Even though the film is set in London, I took a lot of visual inspiration from American animation and I always loved the story in the Simpsons pilot, Simpsons Roasting on an Open Fire, for its heartwarming message about valuing family over materialism. So, I set to work on it with the help of the talented animator, Katy Fabian and we made something that has really resonated with people.

What are you working on next?

Aside from my regular storyboarding job on pre-school shows, I’m currently working on an NFT collection and then I’ll be moving on developing an idea for a kid’s animated series which I can’t talk much about right now. However, I will say that I am keen for the show to center around Black British characters of working-class origin.

What are your thoughts on diverse representation in Film & TV?

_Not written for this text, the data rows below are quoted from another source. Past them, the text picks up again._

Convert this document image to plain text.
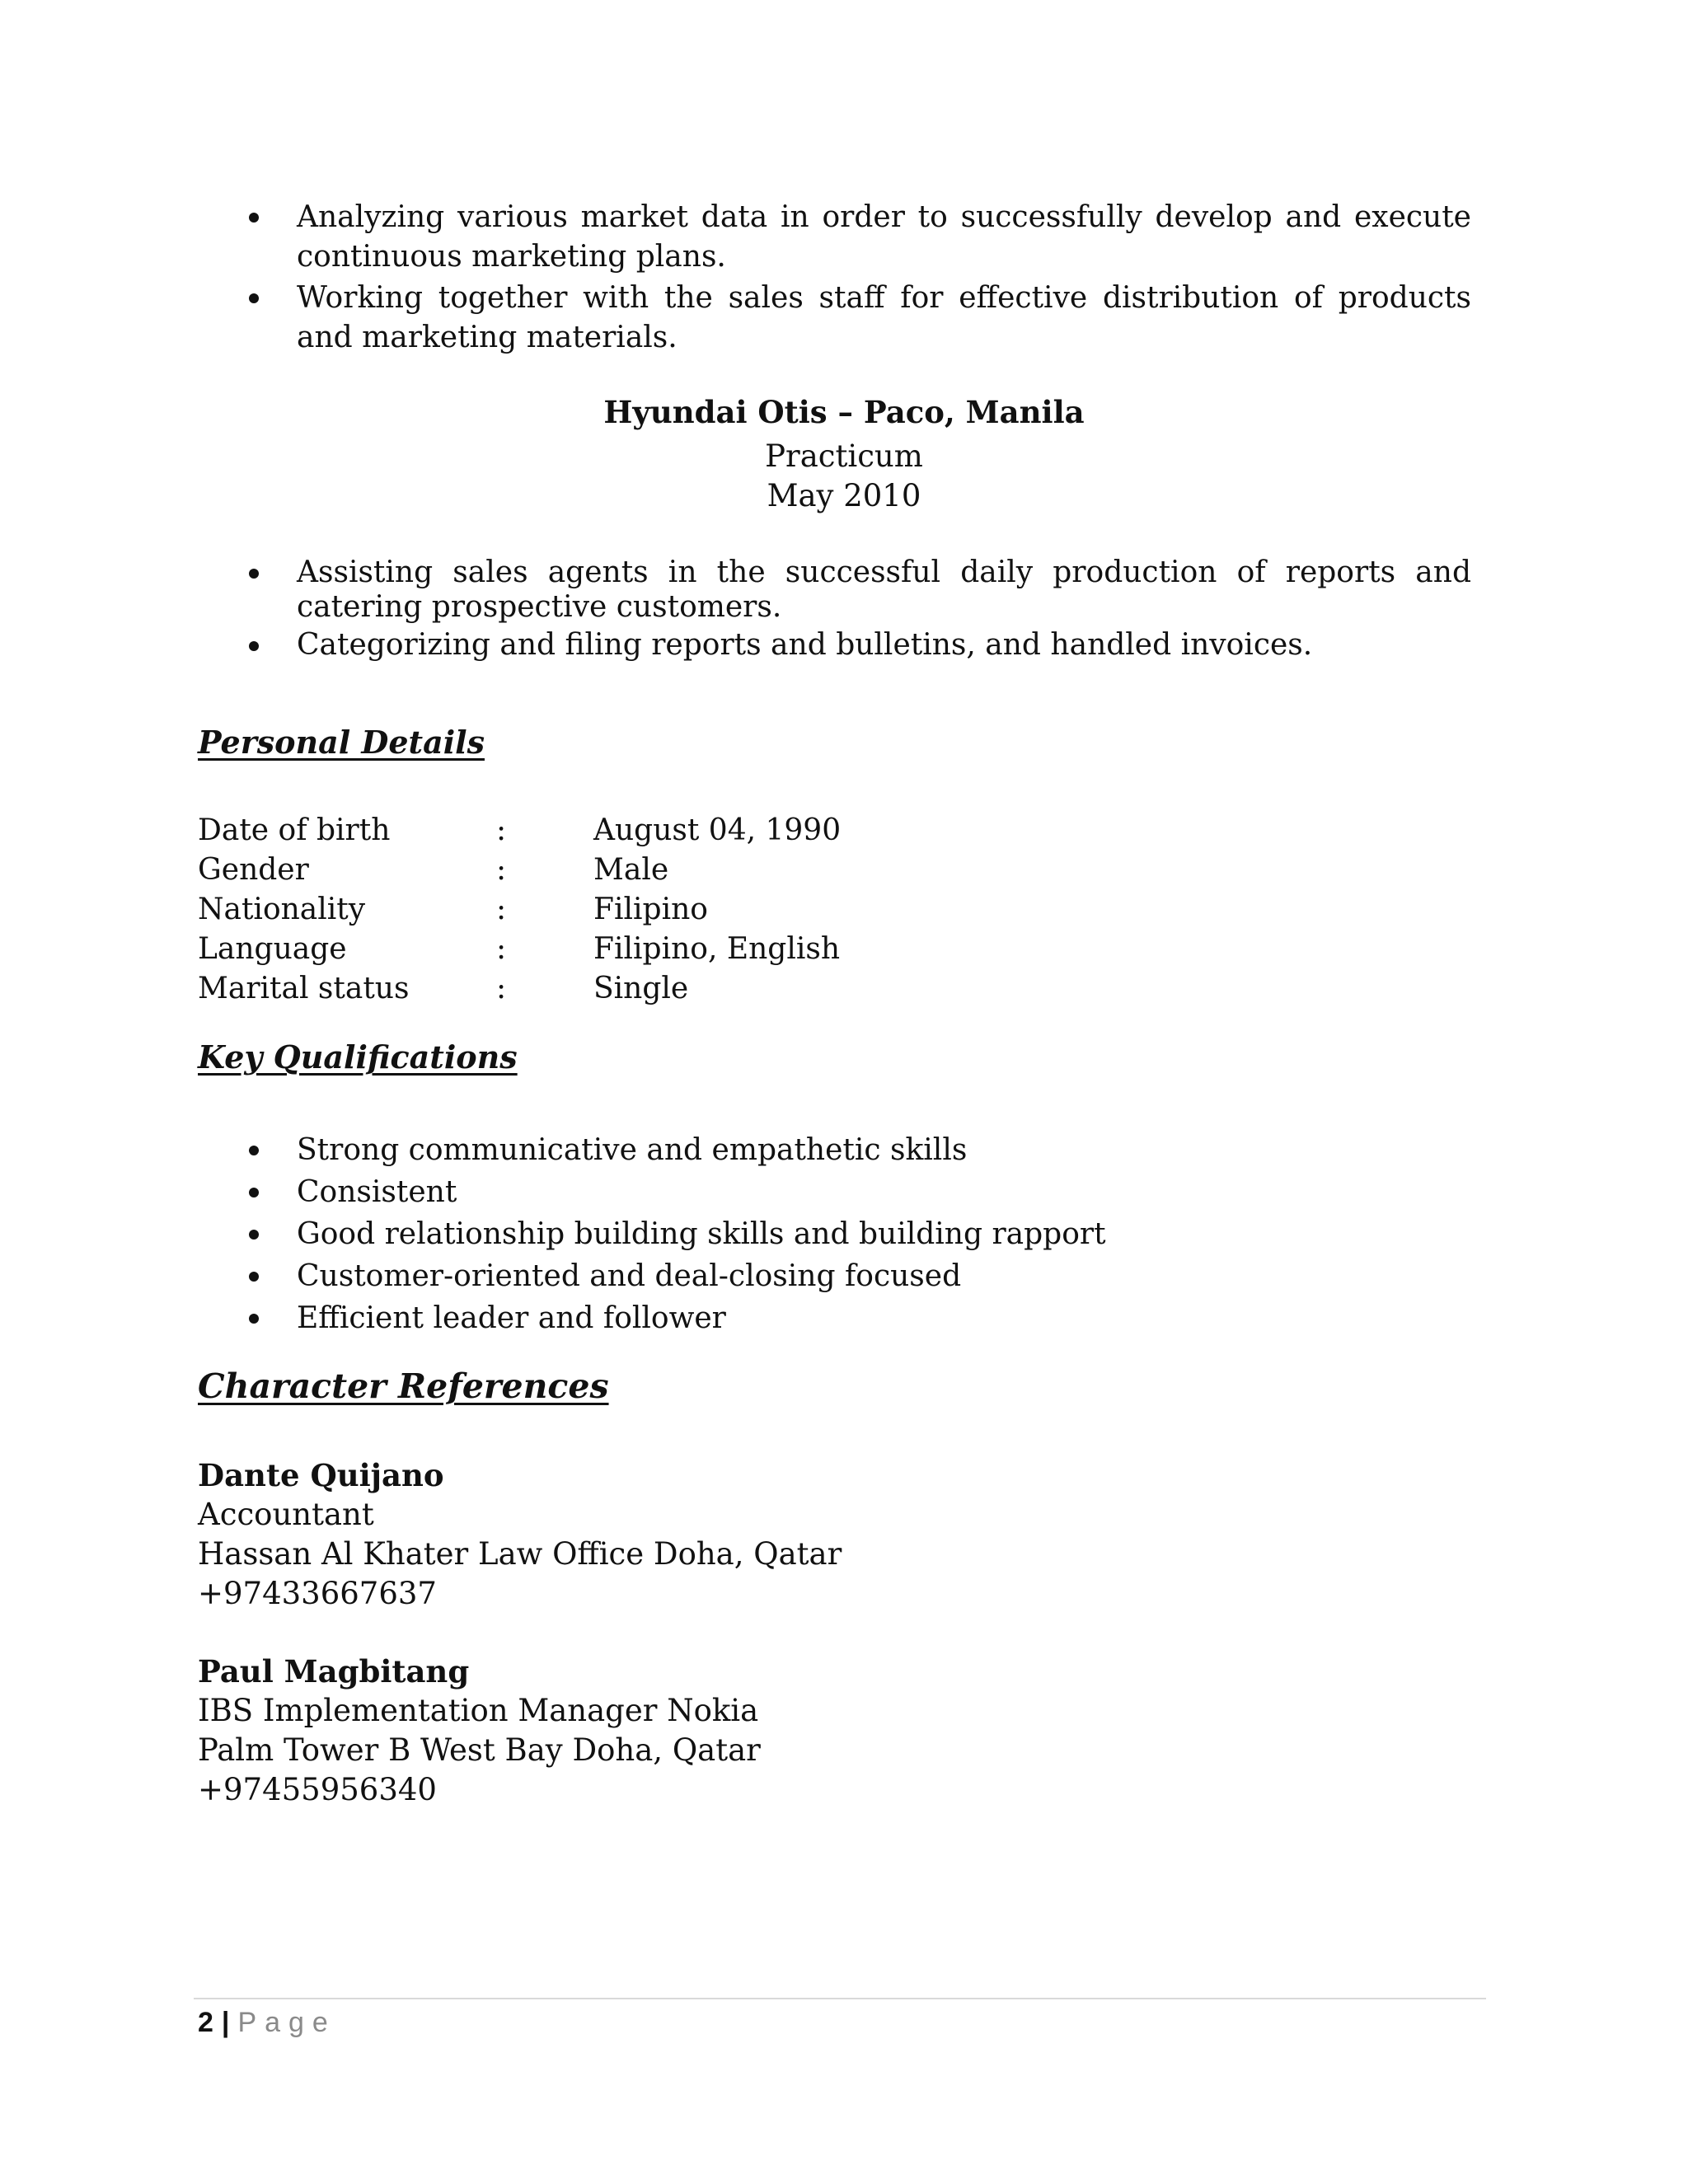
Analyzing various market data in order to successfully develop and execute continuous marketing plans.
Working together with the sales staff for effective distribution of products and marketing materials.
Hyundai Otis – Paco, Manila
Practicum
May 2010
Assisting sales agents in the successful daily production of reports and catering prospective customers.
Categorizing and filing reports and bulletins, and handled invoices.
Personal Details
Date of birth	:	August 04, 1990
Gender	:	Male
Nationality	:	Filipino
Language	:	Filipino, English
Marital status	:	Single
Key Qualifications
Strong communicative and empathetic skills
Consistent
Good relationship building skills and building rapport
Customer-oriented and deal-closing focused
Efficient leader and follower
Character References
Dante Quijano
Accountant
Hassan Al Khater Law Office Doha, Qatar
+97433667637
Paul Magbitang
IBS Implementation Manager Nokia
Palm Tower B West Bay Doha, Qatar
+97455956340
2 | Page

I want the main characters in my show to feel authentically Black British, while at the same time being very relatable to everyone globally. I feel that I see slightly more in the US but in the UK, I definitely don’t see enough black representation in animation. I think that mainly has to do with the fact that animation in general is a white middle class dominated industry. However, my aim is to inspire more children from my background to pursue a career in animation when they grow up, as I never saw any role models like me in this field when I was young.